La situation d'un établissement isolé comme le nôtre présente des particularités peu connues qui méritent tout autant que des établissements urbains l'octroi de moyens en lien avec le Réseau d'Education Prioritaire. En effet, nos élèves vivent éloignés de tout : il n'y a pas de cinéma, pas de salle de spectacle, pas de bibliothèque, pas de centre de loisirs, pas de piscine, très peu d'associations dans un rayon de 20 kilomètres. Authon-du-Perche et ses alentours sont situés en Zone de Revitalisation Rurale, zones reconnues comme des territoires ruraux qui rencontrent des difficultés particulières : faible densité démographique, handicap structurel sur le plan socio-économique. Nos élèves viennent par exemple à 45,5 % de catégories socio-professionnelles défavorisées, et sont boursiers à 29 %. A l'inverse, ils ne viennent de CSP favorisées qu'à hauteur de 10 %, avec pour conséquence une très faible mixité sociale. Pourtant, nous ne bénéficions même pas de la présence d'une assistante sociale au sein du collège, à laquelle tous les établissements scolaires, même hors ZEP, ont droit. En l'absence de partenaires sociaux et culturels proches, l'établissement demeure la seule institution pouvant permettre l'ouverture culturelle et citoyenne, le développement de l'ambition scolaire, la construction d'une orientation choisie dans un objectif de la réussite du plus grande nombre et l'intégration dans la vie socio-professionnelle locale. Ce sont d'ailleurs les axes de notre projet d'établissement depuis des années.

Notre ministre justifie la refonte de la carte des REP par l'évolution des situations depuis leur création. Or, nous sommes dans le cas, justement, d'un secteur rural dont la situation n'a absolument pas changé en 30 ans, et l'inscription en Réseau d'Education Prioritaire permettait de lutter au mieux contre le phénomène de reproduction sociale. En bénéficier signifie des effectifs par classe limités (rendant possible des pédagogies différenciées et un suivi personnalisé) des projets pluridisciplinaires, des actions de prévention ou d'éducation préparant nos élèves au monde d'aujourd'hui, des subventions supplémentaires indispensables pour compenser l'éloignement géographique de toute structure, du soutien scolaire pour les plus démunis, et une équipe d'encadrement renforcée et stable.
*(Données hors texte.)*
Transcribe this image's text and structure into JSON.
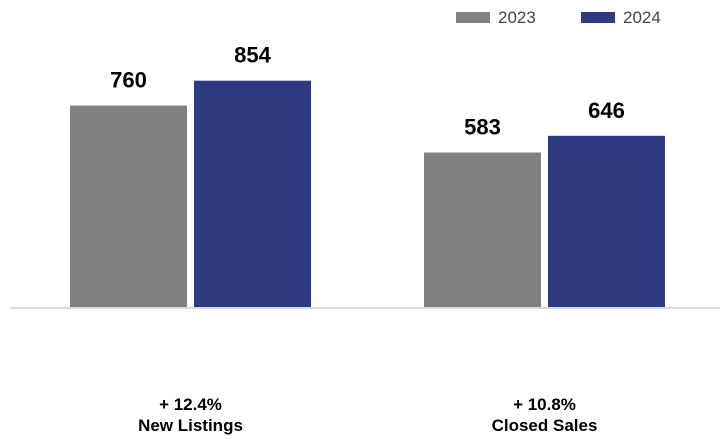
{
  "chart_data": {
    "type": "bar",
    "categories": [
      "New Listings",
      "Closed Sales"
    ],
    "category_changes": [
      "+ 12.4%",
      "+ 10.8%"
    ],
    "series": [
      {
        "name": "2023",
        "color": "#808080",
        "values": [
          760,
          583
        ]
      },
      {
        "name": "2024",
        "color": "#2e3b80",
        "values": [
          854,
          646
        ]
      }
    ],
    "ylim": [
      0,
      1000
    ],
    "grid": false,
    "legend_position": "top-right",
    "title": "",
    "xlabel": "",
    "ylabel": ""
  }
}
Ces difficultés éducatives et scolaires sont invisibles, les zones urbaines attirant plus souvent les faveurs des médias, mais elles sont bien réelles et tout autant préoccupantes quant à l'avenir des jeunes que nous prenons en charge.

Notre mobilisation pour ce maintien en REP est forte depuis l'annonce de cette menace : vote d'une motion conjointe des personnels et parents d'élèves au Conseil d'Administration du collège, pétition en ligne, rassemblement des parents d'élèves devant l'établissement, délégation des personnels et parents puis des élus locaux auprès du Directeur Académique d'Eure-et-Loir, grève générale ce lundi 8 décembre et délégation d'une grande partie de l'équipe pédagogique le jour même pour le rassemblement unitaire devant le Rectorat. C'était l'occasion, pour les médias, de relayer nos inquiétudes et de rendre enfin visibles nos difficultés trop souvent oubliées. Nous souhaitons par cette lettre faire entendre la voix d'un public trop peu entendu.